6. Mengubah Narasi Teologis
Di tingkat khotbah dan katekese, perlu ditegaskan:
- Iman
yang sejati tidak berhenti pada pengakuan pribadi, tetapi meluas menjadi
tanggung jawab sosial.
- Pelayanan
kasih adalah bagian dari misi keselamatan, bukan pekerjaan sampingan.
- Mengabaikan
kemiskinan struktural berarti mengkhianati panggilan Injil itu sendiri.
Kesimpulan
Kemiskinan di Timor dan Sumba bukan sekadar cerita tentang
tanah yang kering, jalan yang rusak, atau jarak yang jauh dari pusat ekonomi.
Ia juga merupakan cermin dari cara iman dihidupi. Varian sola fide yang
dominan di wilayah ini telah membentuk pola pikir sosial yang memisahkan
keselamatan dari karya kasih yang terstruktur. Hasilnya adalah pelayanan sosial
yang singkat, terputus-putus, dan bergantung pada proyek donor—memberi bantuan
instan, tetapi gagal membangun pondasi yang bertahan lintas generasi.
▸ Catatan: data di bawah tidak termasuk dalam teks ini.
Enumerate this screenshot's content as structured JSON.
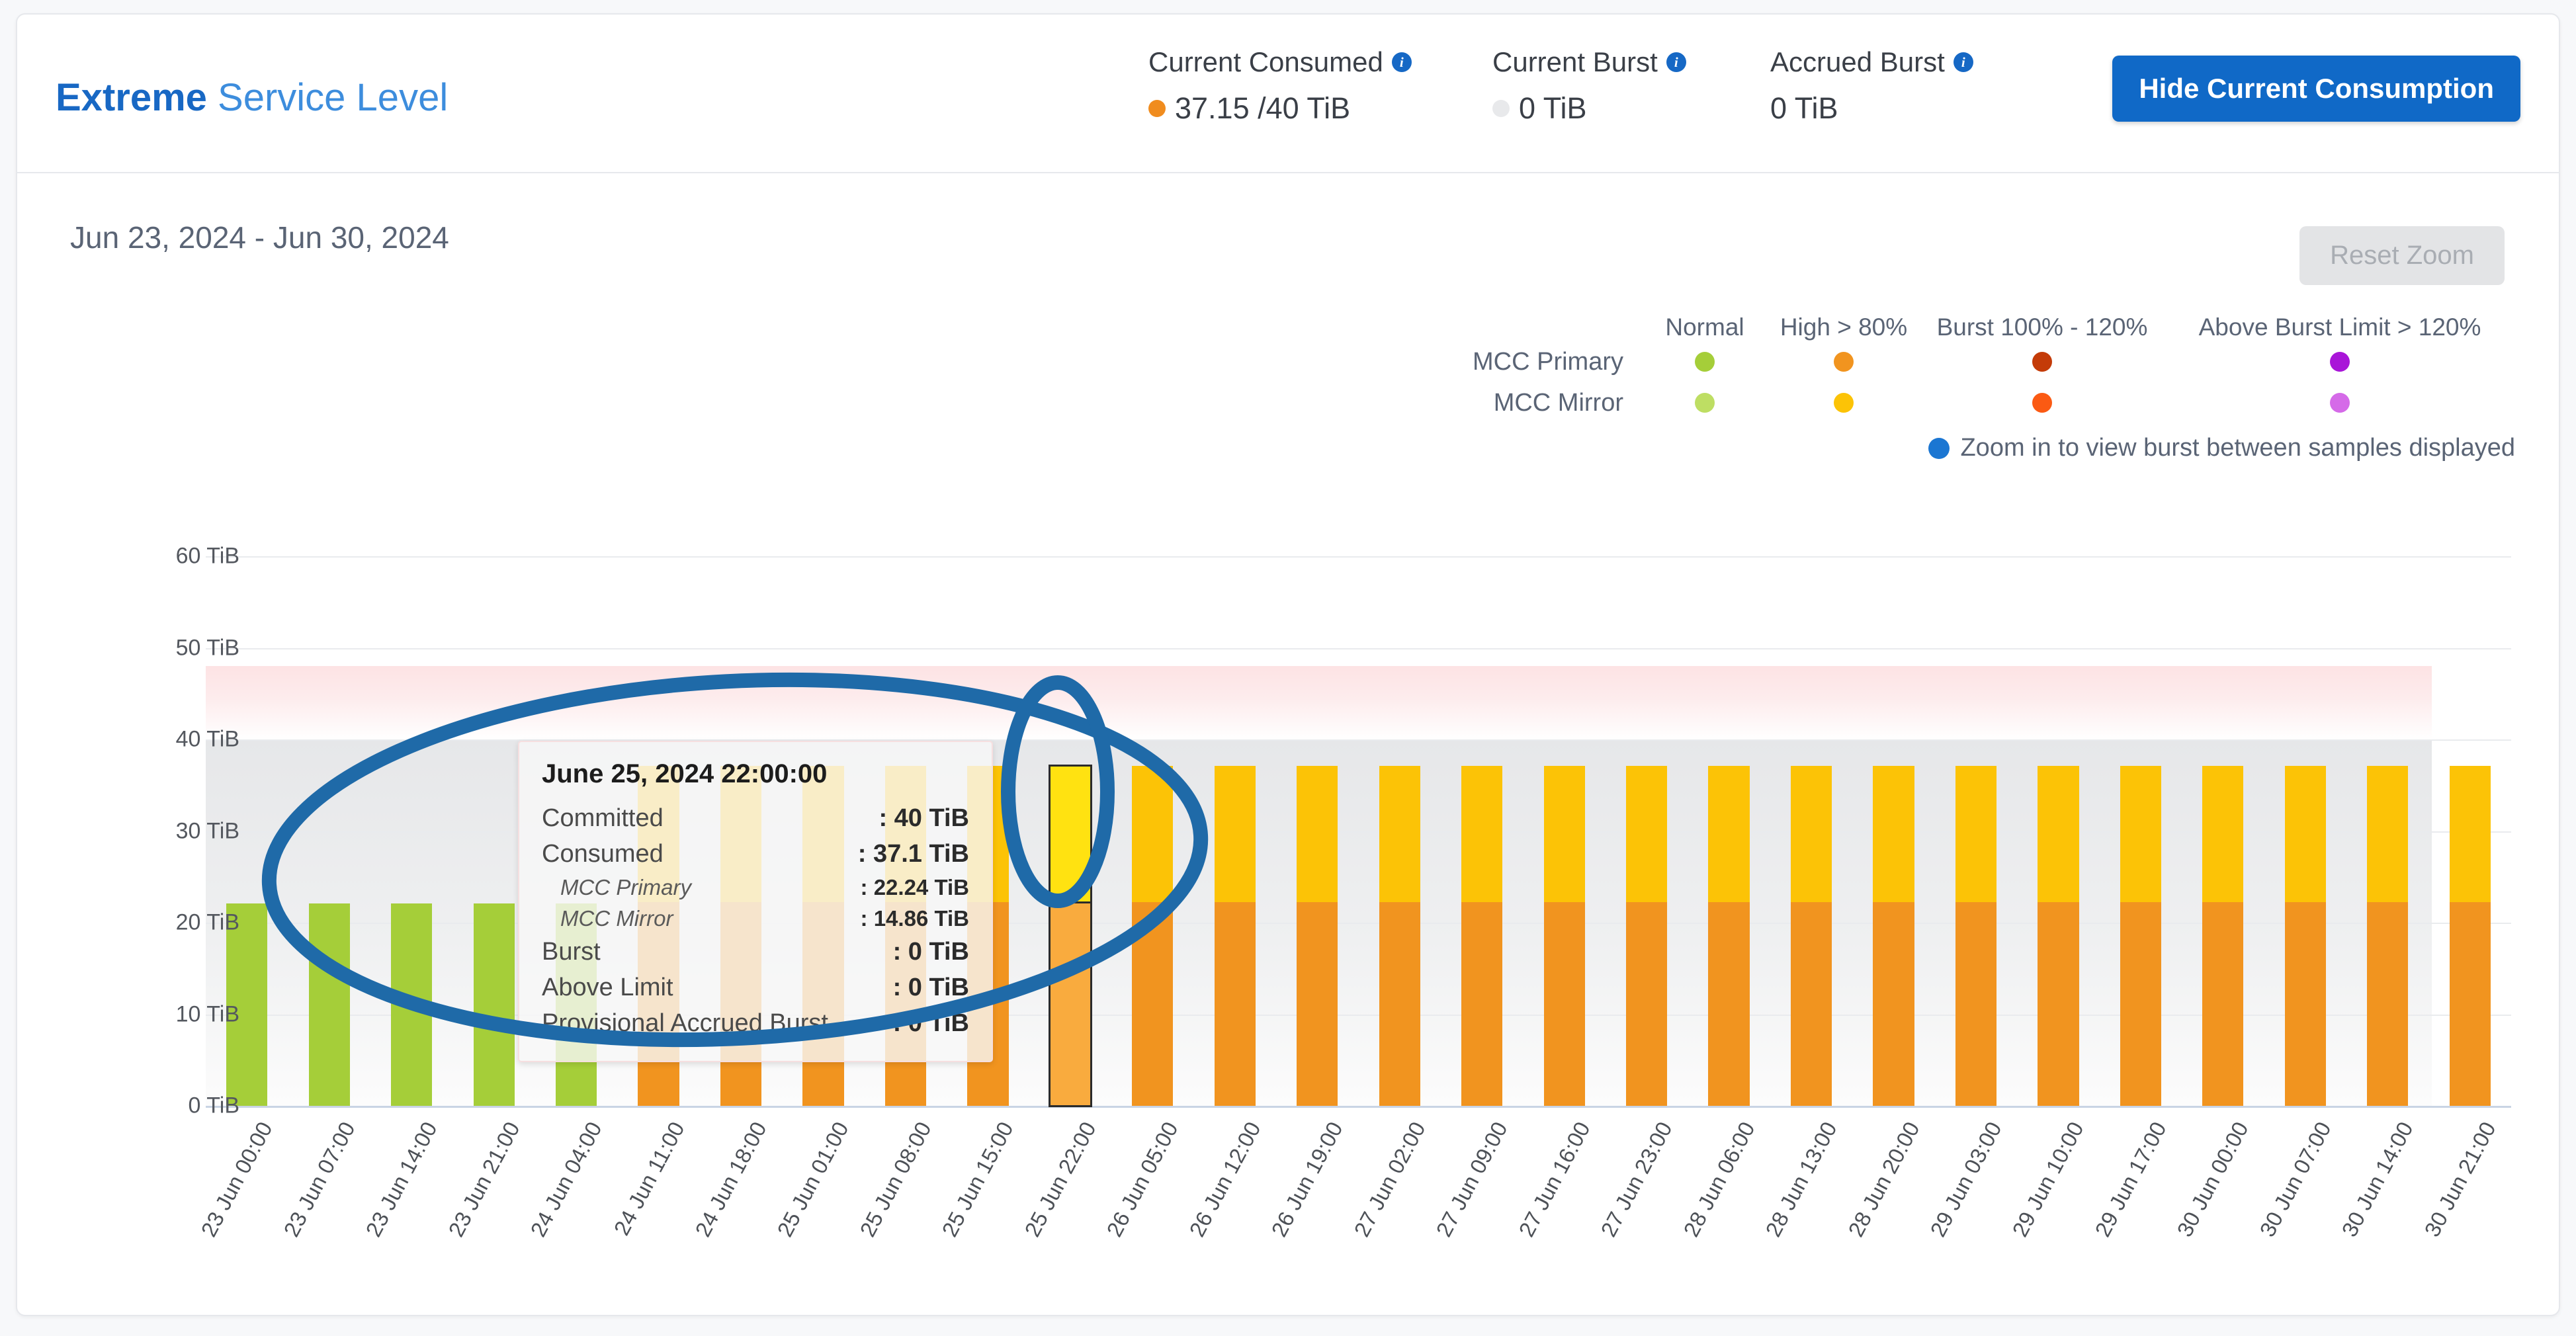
{
  "header": {
    "title_bold": "Extreme",
    "title_rest": " Service Level",
    "stats": [
      {
        "label": "Current Consumed",
        "info_icon": "info-icon",
        "value": "37.15 /40 TiB",
        "dot_color": "#f08c1e",
        "has_dot": true
      },
      {
        "label": "Current Burst",
        "info_icon": "info-icon",
        "value": "0 TiB",
        "dot_color": "#e8e9eb",
        "has_dot": true
      },
      {
        "label": "Accrued Burst",
        "info_icon": "info-icon",
        "value": "0 TiB",
        "dot_color": "",
        "has_dot": false
      }
    ],
    "hide_button": "Hide Current Consumption"
  },
  "toolbar": {
    "date_range": "Jun 23, 2024 - Jun 30, 2024",
    "reset_zoom": "Reset Zoom"
  },
  "legend": {
    "columns": [
      "Normal",
      "High > 80%",
      "Burst 100% - 120%",
      "Above Burst Limit > 120%"
    ],
    "rows": [
      {
        "name": "MCC Primary",
        "colors": [
          "#a5ce39",
          "#f1941f",
          "#c43b08",
          "#a915d8"
        ]
      },
      {
        "name": "MCC Mirror",
        "colors": [
          "#bede63",
          "#fcc306",
          "#fb5a13",
          "#d56ae8"
        ]
      }
    ],
    "note": "Zoom in to view burst between samples displayed",
    "note_dot_color": "#1b76d2"
  },
  "tooltip": {
    "title": "June 25, 2024 22:00:00",
    "rows": [
      {
        "key": "Committed",
        "value": ": 40 TiB",
        "sub": false
      },
      {
        "key": "Consumed",
        "value": ": 37.1 TiB",
        "sub": false
      },
      {
        "key": "MCC Primary",
        "value": ": 22.24 TiB",
        "sub": true
      },
      {
        "key": "MCC Mirror",
        "value": ": 14.86 TiB",
        "sub": true
      },
      {
        "key": "Burst",
        "value": ": 0 TiB",
        "sub": false
      },
      {
        "key": "Above Limit",
        "value": ": 0 TiB",
        "sub": false
      },
      {
        "key": "Provisional Accrued Burst",
        "value": ": 0 TiB",
        "sub": false
      }
    ]
  },
  "chart_data": {
    "type": "bar",
    "title": "",
    "xlabel": "",
    "ylabel": "",
    "ylim": [
      0,
      65
    ],
    "yticks": [
      0,
      10,
      20,
      30,
      40,
      50,
      60
    ],
    "ytick_labels": [
      "0 TiB",
      "10 TiB",
      "20 TiB",
      "30 TiB",
      "40 TiB",
      "50 TiB",
      "60 TiB"
    ],
    "grid": true,
    "stacked": true,
    "legend_position": "top-right",
    "committed_limit": 40,
    "plot_bands": [
      {
        "from": 40,
        "to": 48,
        "label": "above-committed",
        "color": "#fde3e4"
      },
      {
        "from": 0,
        "to": 40,
        "label": "committed",
        "color": "#e6e7e9"
      }
    ],
    "hovered_index": 10,
    "categories": [
      "23 Jun 00:00",
      "23 Jun 07:00",
      "23 Jun 14:00",
      "23 Jun 21:00",
      "24 Jun 04:00",
      "24 Jun 11:00",
      "24 Jun 18:00",
      "25 Jun 01:00",
      "25 Jun 08:00",
      "25 Jun 15:00",
      "25 Jun 22:00",
      "26 Jun 05:00",
      "26 Jun 12:00",
      "26 Jun 19:00",
      "27 Jun 02:00",
      "27 Jun 09:00",
      "27 Jun 16:00",
      "27 Jun 23:00",
      "28 Jun 06:00",
      "28 Jun 13:00",
      "28 Jun 20:00",
      "29 Jun 03:00",
      "29 Jun 10:00",
      "29 Jun 17:00",
      "30 Jun 00:00",
      "30 Jun 07:00",
      "30 Jun 14:00",
      "30 Jun 21:00"
    ],
    "series": [
      {
        "name": "MCC Primary",
        "colors": [
          "#a5ce39",
          "#f1941f"
        ],
        "values": [
          22.1,
          22.1,
          22.1,
          22.1,
          22.1,
          22.24,
          22.24,
          22.24,
          22.24,
          22.24,
          22.24,
          22.24,
          22.24,
          22.24,
          22.24,
          22.24,
          22.24,
          22.24,
          22.24,
          22.24,
          22.24,
          22.24,
          22.24,
          22.24,
          22.24,
          22.24,
          22.24,
          22.24
        ],
        "states": [
          "normal",
          "normal",
          "normal",
          "normal",
          "normal",
          "high",
          "high",
          "high",
          "high",
          "high",
          "high",
          "high",
          "high",
          "high",
          "high",
          "high",
          "high",
          "high",
          "high",
          "high",
          "high",
          "high",
          "high",
          "high",
          "high",
          "high",
          "high",
          "high"
        ]
      },
      {
        "name": "MCC Mirror",
        "colors": [
          "#bede63",
          "#fcc306"
        ],
        "values": [
          0,
          0,
          0,
          0,
          0,
          14.86,
          14.86,
          14.86,
          14.86,
          14.86,
          14.86,
          14.86,
          14.86,
          14.86,
          14.86,
          14.86,
          14.86,
          14.86,
          14.86,
          14.86,
          14.86,
          14.86,
          14.86,
          14.86,
          14.86,
          14.86,
          14.86,
          14.86
        ],
        "states": [
          "normal",
          "normal",
          "normal",
          "normal",
          "normal",
          "high",
          "high",
          "high",
          "high",
          "high",
          "high",
          "high",
          "high",
          "high",
          "high",
          "high",
          "high",
          "high",
          "high",
          "high",
          "high",
          "high",
          "high",
          "high",
          "high",
          "high",
          "high",
          "high"
        ]
      }
    ]
  },
  "annotations": {
    "color": "#1f6aa8",
    "shapes": [
      "ellipse-over-tooltip",
      "ellipse-over-hovered-bar"
    ]
  }
}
Sebaliknya, wilayah Katolik seperti Flores menunjukkan bahwa
ketika iman dan kasih dipadukan dalam lembaga permanen—sekolah, klinik, rumah
sakit, koperasi—dampaknya nyata dan terukur: IPM lebih tinggi, stunting lebih
rendah, dan generasi muda lebih siap menghadapi tantangan hidup. Model ini
lahir bukan dari kebetulan, melainkan dari doktrin yang menuntut agar iman
“bertubuh” dalam pelayanan kasih yang berkelanjutan.
Bila masyarakat dan gereja di Timor dan Sumba ingin memutus
lingkaran kemiskinan struktural, diperlukan perubahan paradigma: dari
event-based charity menuju karitas terinstitusionalisasi; dari bantuan instan
menuju pemberdayaan jangka panjang; dari iman yang diucapkan di mimbar menuju
iman yang berdiri kokoh dalam bangunan sekolah, klinik, dan koperasi.
Pada akhirnya, iman yang tidak membangun tubuh sosial
hanyalah retorika, sedangkan iman yang berbuah dalam karya kasih adalah
kekuatan yang mampu mengubah sejarah sebuah masyarakat.